Why the Ugly Mufflers? – Special FeatureThe truth about the trend toward larger—and uglier—exhaust pipes.

Back in about 1971, Triumph stopped putting its traditional tidy sausage-shaped mufflers on 750 Bonnevilles, replacing them with swoopy, Honda CB750-style megaphone mufflers. Very Buck Rogers. But young men, cash in hand, would ask at the dealership if they could still get, you know, the other kind. And we at the dealers had to say no. They were disappointed. Disappointed because for so many people, mufflers speak a powerful subconscious language. Don’t mess with it.  Sausage mufflers belonged on Bonnevilles. They looked right.

Megaphone-mufflers remained fashionable only until “four-into-ones” took over—the unique style of the 1025cc “sit-up-and-beg” Superbikes of the late 1970s. Soon, everyone knew that four-into-ones made way better power than phony megs. It stood to reason, right? Race bikes had ’em. They hadda be good. And as soon as social pressures required mufflers on racebikes (1976-onward, pretty much), a big upswept can with a fiberglass-backed perforated-metal liner became the hot muffler of choice. Looking into those straight-throughs, you could almost see the exhaust valves. Naturally, this wasn’t quiet enough for production, so vaguely racy-looking upswept cans were filled with the usual array of really effective quarter-wave tubes.

That pretty much left us where we’ve been for a couple of decades now, with some small exceptions. A straight four-into-one gave way to the powerband-widening four-into-two-into-one pipe, but if you didn’t look carefully under the engine, a 4-2-1 looked just like its simpler predecessor. And, maybe because humans have bilateral symmetry (you know—two arms, two legs…), there were always a few companies that split the collector and put a dashing, upswept, racer-style muffler on each side.
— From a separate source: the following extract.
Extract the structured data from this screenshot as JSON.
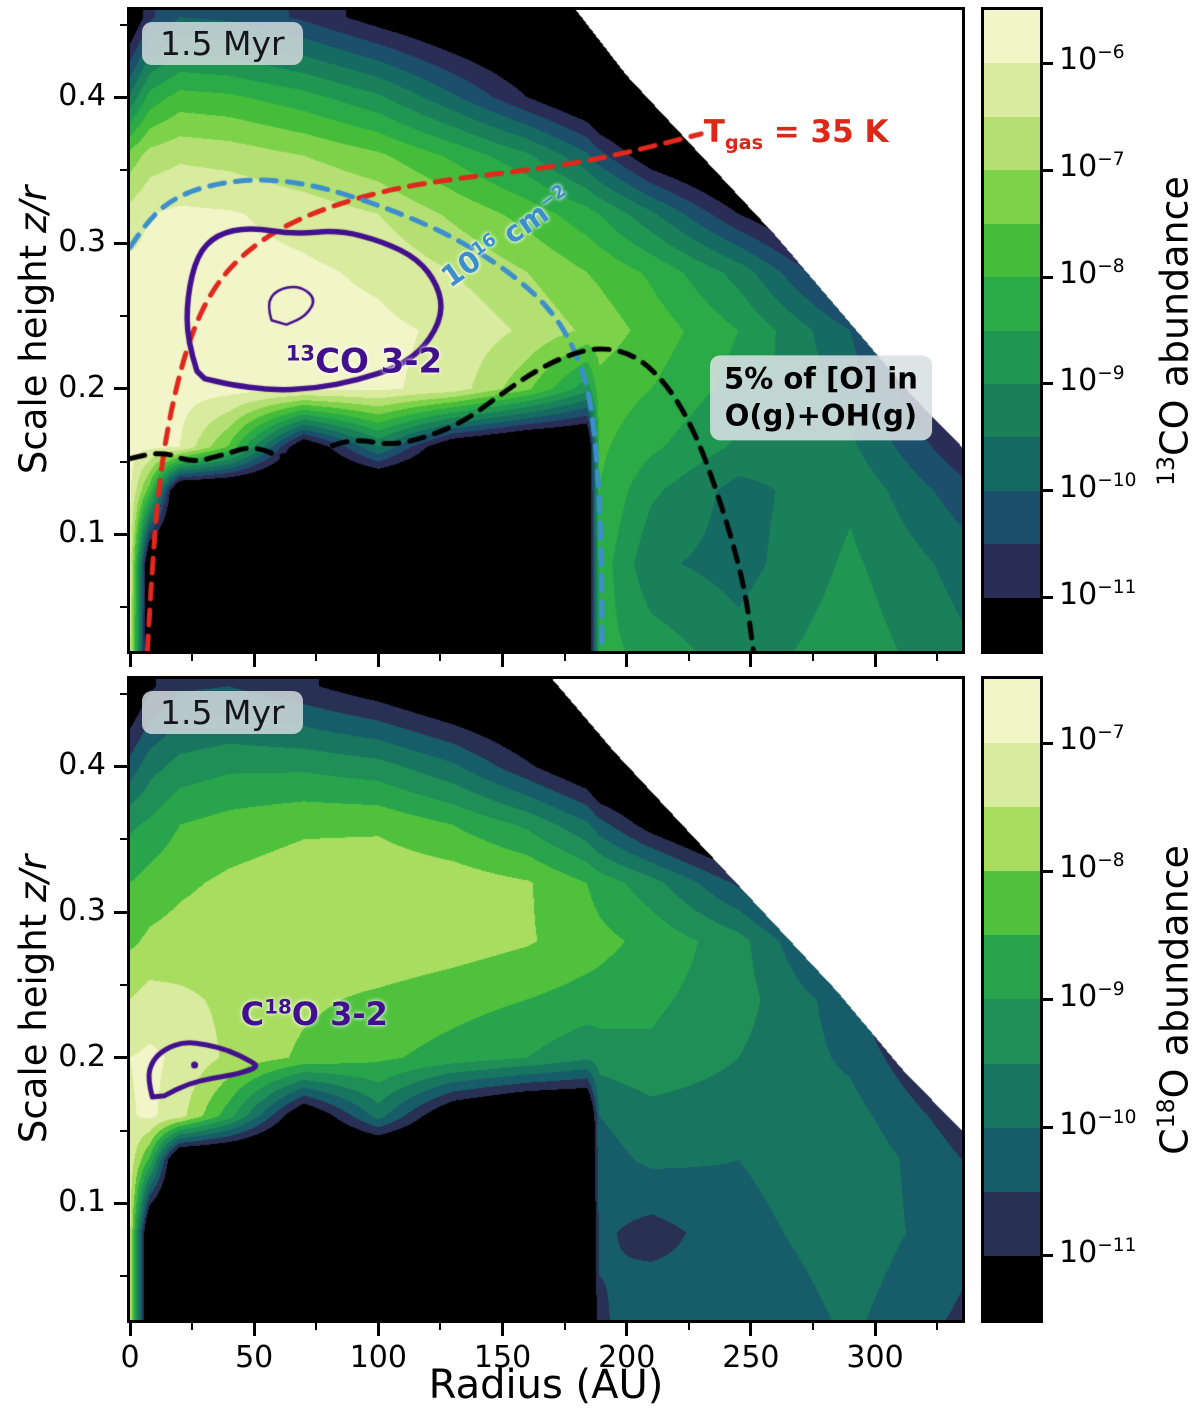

The central issue of muffling is what I will call “the Sportster problem.” The Harley Sportster hit the market in 1957—in the sausage muffler era. Trouble is, there’s not room enough for a full EPA-approved array of free-flowing and quiet quarter-wave tubes in such little mufflers, so you either get stylish-and-restrictive or good performance with giant mufflers the size of RFD (rural) mailboxes. That’s why, so often, big-engined sportbikes have not one muffler (for years the racers’ choice) but two. That much volume is required to combine good sound control and free flow.

An improvement over the original Z1000’s quad pipes? Uh, maybe not.

Enter Erik Buell, a man with his eyes always focused on performance. He sees all that room under the engine and comes up with his “torpedo-plane” muffler—a big, torpedo-like cylinder slung under the engine, with a little outlet out one side at the back. Yeah, it looks funny—call it “a Corvair muffler” if you like, but performance is good.

The stylists at the Big Four saw possibilities. What if the whole muffler could be concealed in the belly-pan? That would allow new visual solutions for the rear half of bikes, undisturbed by hot plumbing. Novelty! Increased sales!

Better yet, the wonks from the Mass Properties Department had a look. Bikes turn more quickly and require less suspension interference from damping when their major masses are pulled in toward the center. It’s the old difference in maneuverability between a 24-pound cannonball and a 24-pound ladder—the ball can be rotated in all directions a lot more easily than the ladder.

An alternative style put mufflers under the seat—a good visual solution but about as far in the “ladder direction” as you can go. Big cans on either side of the rear wheel were also “ladder-ish”—pretty far from the bike’s center—its engine. So you can bet that prototypes with Buell-like under-engine mufflers went into mass properties testing everywhere.

Production Departments loved the under-engine muffler because it’s hidden. That meant they could make a purely functional part that doesn’t have to be expensively “dressed-up” in eye-catching stainless or carbon fiber, as upswept mufflers do. Money saved! But the aftermarket resents being denied the usual place to present its logo or printed message.

With a car, you can close the lid (hood) on the perpetual war between available vehicle volume and the territorial claims of all its parts—the engine bay is packed full to the top. But on a bike you can still see the battle raging—many mufflers have been stuffed under engines but still squeeze out here and there, but we now have the problem of exhaust heat raising oil sump temperature.

There is a lot happening in research and development departments as manufacturers explore all the new possibilities and solutions. But any time there is an attempt to make a lot of power and pass EPA sound tests, the exhaust volume will need to be large. As this larger volume has become more necessary, styling continues to find ways to incorporate it into the overall design. As with many things, sometimes it works, and sometimes it doesn’t!